Dit impliceert dat Verhuurder in dat geval geen beroep meer zal doen op de (…) kortgedingvonnissen van 9 mei 2014 en 26 november 2014.
(…)
6. Huurder aanvaardt het gehuurde in de staat waarin het zich bevindt sinds het ingaan van de huurovereenkomst, met alle door Huurder gestelde en door Verhuurder betwiste gebreken en Huurder verleent Verhuurder finale kwijting ter zake van de staat van het gehuurde, behoudens het bepaalde in art. 7 van deze overeenkomst, derde aandachtsstreepje.
7. Huurder is tot en met 15 april 2015 gerechtigd het gehuurde te kopen van Verhuurder voor een bedrag van € 150.000,00 kosten koper.(…)

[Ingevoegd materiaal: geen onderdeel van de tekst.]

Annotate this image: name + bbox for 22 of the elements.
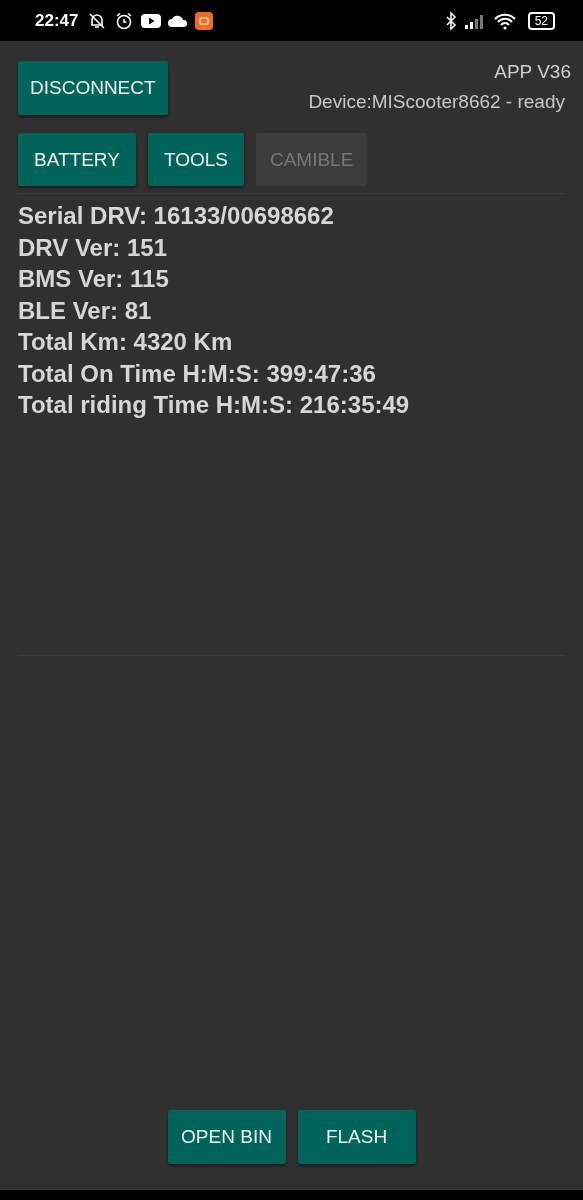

Op deze tussen Huurder en Verhuurder mogelijk te sluiten koopovereenkomst zullen naast de gebruikelijke bedingen die deel uitmaken van een koopovereenkomst waarbij onroerend goed wordt verkocht de volgende bijzondere bepalingen van toepassing zijn:
Het gehuurde wordt door Huurder als koper van Verhuurder als verkoper aanvaard in de staat waarin hij het bij ondertekening van deze overeenkomst in gebruik heeft gehad;
Huurder aanvaardt van het gehuurde alle gebreken die thans door hem aan het gehuurde worden gesteld - en die door Verhuurder worden betwist - en die ooit nog aan het gehuurde mochten blijken te bestaan (zoals, doch niet daartoe beperkt, de aanwezigheid van [enig) asbest in het gehuurde (welke aanwezigheid Verhuurder thans overigens niet bekend is)) en Huurder als koper zal Verhuurder als verkoper nimmer aansprakelijk stellen voor welke schade dan ook aan het gehuurde of welke hoedanigheid die het gehuurde mocht hebben en die Verhuurder bij het ondertekenen van deze overeenkomst mogelijk niet mocht kennen;
Huurder als koper zal Verhuurder als verkoper nimmer aansprakelijk stellen en schadeplichtig houden voor enig (al dan niet thans verborgen) gebrek aan het gehuurde, tenzij Verhuurder als verkoper dat gebrek heeft gekend of moet hebben gekend; (…)".
3.1.5.
Op 31 juli 2015 heeft [Appellant] aan [Geïntimeerde] een brief gestuurd (per abuis gedateerd 10 juli 2016) en daarin medegedeeld dat in een standleiding asbest is aangetroffen (productie 12 bij inleidende dagvaarding/productie 19 bij conclusie van antwoord/eis):
"In deze standleiding is tot 30% asbest verwerkt. U hebt het gehuurde met uw eigen aannemingsbedrijf gebouwd in 1962 en de bovenwoningen met de bewuste standleiding in 1966 en is sindsdien ononderbroken uw eigendom tot op heden. De aanwezigheid van het asbest hebt u geweten of had u moeten weten en uw verklaring in punt 7 van de overeenkomst van 16 januari 2015 is daarmee onjuist en is een toerekenbare tekortkoming waarvoor ik u in gebreke stel. (…)".
3.1.6.
Op 30 september 2015 hebben partijen een overeenkomst gesloten strekkende tot verkoop van het gehuurde door [Geïntimeerde] aan [Appellant] voor een bedrag van € 114.500,- kosten koper (hierna: de koopovereenkomst). In de koopovereenkomst (productie 21 bij conclusie van antwoord/eis) is onder meer bepaald dat [Appellant] de onroerende zaak als huurder in den brede heeft kunnen onderzoeken op de (overige) aanwezigheid van asbest en dat hij de eventuele mogelijkheid van aanwezigheid van asbest in het verkochte in de ruimste zin van het woord aanvaardt, onder algehele vrijwaring van [Geïntimeerde] voor aansprakelijkheid van schade die het gevolg is of kan zijn van de (mogelijke) aanwezigheid van asbest.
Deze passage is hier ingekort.